Trees turn to yellow heat, on the velvet
slope of a fault basin. Smoke-socked firemen,
mattocks in dirt. A chaos paintbrush
moving through its palette. Amid these photos
of loss, I'm sent tiny ads for new shoes.
Booze delivery apps. Undergarments
to compress my body into standard
shapes, blenders sent right to my doorstep
overnight. Some goods I own already.
At what point do we admit our sins?
The dinosaur at the bottom of Lake Tahoe
was real to me, awkward kid in 1990,
submerged in snowmelt, waiting for my cold-
numb skin to wake so I could start swimming.

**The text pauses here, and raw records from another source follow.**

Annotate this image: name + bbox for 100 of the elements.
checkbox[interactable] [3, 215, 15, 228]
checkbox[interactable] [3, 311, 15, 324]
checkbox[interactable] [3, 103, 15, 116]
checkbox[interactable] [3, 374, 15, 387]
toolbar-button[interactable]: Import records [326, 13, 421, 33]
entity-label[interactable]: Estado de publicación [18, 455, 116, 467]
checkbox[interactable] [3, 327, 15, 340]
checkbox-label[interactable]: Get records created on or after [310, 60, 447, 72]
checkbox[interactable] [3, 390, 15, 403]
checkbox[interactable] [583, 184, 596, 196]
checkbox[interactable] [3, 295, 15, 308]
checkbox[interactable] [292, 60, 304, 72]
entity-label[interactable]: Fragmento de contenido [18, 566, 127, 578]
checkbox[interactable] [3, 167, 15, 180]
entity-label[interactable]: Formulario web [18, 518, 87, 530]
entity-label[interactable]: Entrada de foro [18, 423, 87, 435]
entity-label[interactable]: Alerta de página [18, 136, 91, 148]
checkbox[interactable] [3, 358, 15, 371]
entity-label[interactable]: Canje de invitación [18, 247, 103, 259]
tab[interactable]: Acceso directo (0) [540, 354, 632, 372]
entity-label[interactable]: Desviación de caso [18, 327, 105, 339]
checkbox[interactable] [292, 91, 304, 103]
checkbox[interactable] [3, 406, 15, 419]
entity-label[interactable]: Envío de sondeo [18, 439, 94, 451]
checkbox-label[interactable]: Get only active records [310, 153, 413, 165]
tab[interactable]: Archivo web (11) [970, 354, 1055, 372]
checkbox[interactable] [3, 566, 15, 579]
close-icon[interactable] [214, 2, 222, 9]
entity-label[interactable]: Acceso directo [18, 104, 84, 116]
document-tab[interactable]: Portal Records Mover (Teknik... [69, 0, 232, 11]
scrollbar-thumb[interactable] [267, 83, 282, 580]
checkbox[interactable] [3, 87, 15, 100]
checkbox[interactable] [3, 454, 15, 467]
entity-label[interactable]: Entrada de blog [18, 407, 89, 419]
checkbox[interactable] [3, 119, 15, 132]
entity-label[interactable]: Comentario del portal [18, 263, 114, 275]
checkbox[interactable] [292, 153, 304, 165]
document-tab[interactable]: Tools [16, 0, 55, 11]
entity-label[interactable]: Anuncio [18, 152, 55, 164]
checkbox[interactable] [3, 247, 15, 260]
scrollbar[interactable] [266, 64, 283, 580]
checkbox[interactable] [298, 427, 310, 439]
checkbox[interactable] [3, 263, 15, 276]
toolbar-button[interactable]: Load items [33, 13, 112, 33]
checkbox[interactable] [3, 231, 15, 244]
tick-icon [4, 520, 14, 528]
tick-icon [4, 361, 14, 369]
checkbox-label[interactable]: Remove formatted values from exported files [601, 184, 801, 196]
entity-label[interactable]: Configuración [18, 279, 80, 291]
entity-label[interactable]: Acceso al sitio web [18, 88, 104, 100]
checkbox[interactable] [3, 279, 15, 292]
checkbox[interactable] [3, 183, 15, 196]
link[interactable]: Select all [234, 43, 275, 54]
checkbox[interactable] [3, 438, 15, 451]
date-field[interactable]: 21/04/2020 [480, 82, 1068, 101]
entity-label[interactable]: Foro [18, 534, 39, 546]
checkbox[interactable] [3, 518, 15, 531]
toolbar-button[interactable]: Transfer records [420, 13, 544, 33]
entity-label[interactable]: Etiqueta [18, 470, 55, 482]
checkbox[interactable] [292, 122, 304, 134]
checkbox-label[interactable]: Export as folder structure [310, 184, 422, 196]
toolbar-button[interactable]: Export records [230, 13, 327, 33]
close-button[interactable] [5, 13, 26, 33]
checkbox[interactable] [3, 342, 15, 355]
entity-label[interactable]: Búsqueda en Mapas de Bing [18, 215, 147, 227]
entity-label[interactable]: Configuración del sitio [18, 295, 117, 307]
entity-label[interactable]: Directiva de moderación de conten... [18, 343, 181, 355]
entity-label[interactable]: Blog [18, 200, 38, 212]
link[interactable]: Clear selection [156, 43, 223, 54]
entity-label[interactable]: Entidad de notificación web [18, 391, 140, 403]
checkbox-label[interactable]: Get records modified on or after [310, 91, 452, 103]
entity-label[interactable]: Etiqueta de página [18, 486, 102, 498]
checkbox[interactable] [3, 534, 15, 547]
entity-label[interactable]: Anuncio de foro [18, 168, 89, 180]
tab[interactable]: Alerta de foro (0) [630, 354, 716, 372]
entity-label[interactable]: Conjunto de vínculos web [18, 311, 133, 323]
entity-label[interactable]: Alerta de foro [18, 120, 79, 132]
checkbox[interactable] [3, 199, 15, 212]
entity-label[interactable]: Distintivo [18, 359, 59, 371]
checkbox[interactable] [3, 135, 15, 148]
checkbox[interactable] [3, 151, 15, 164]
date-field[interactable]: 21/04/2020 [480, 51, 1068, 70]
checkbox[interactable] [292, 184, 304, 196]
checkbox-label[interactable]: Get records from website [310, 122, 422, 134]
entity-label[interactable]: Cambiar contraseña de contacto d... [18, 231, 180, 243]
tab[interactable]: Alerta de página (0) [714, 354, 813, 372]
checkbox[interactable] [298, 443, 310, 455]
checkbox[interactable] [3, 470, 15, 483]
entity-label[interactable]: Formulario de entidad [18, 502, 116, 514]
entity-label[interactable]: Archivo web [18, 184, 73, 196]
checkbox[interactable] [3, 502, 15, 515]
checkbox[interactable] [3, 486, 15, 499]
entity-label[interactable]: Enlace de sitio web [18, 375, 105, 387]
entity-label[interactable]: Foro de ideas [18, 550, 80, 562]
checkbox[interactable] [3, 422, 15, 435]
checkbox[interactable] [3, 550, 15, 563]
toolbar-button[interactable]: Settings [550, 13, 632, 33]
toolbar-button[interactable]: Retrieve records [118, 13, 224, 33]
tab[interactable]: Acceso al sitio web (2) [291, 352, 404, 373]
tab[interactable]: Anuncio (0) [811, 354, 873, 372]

There was a sand bar 100 yards out—
I'd freestyle fast until my fingertips hit
something soft-solid and slipping (terrifying),
then belly-bump the lake floor sand and stand,
ankle-deep in alpine liquid, like some girl prophet,
as my skin sparkled and flamed, bright
in sudden summer air, riding the shadow thing
I knew could only destroy us.

________________________________________________________________________________________

Lynne Ellis writes in pen. Her words appear or are forthcoming in Poetry Northwest, Sugar House Review, WA 129 and elsewhere. She was awarded the 2021 Perkoff Prize in poetry by the Missouri Review. Her book—In these failing times I can forget (Papeachu Press)—considers the human cost of rapid economic growth in a prosperous American city.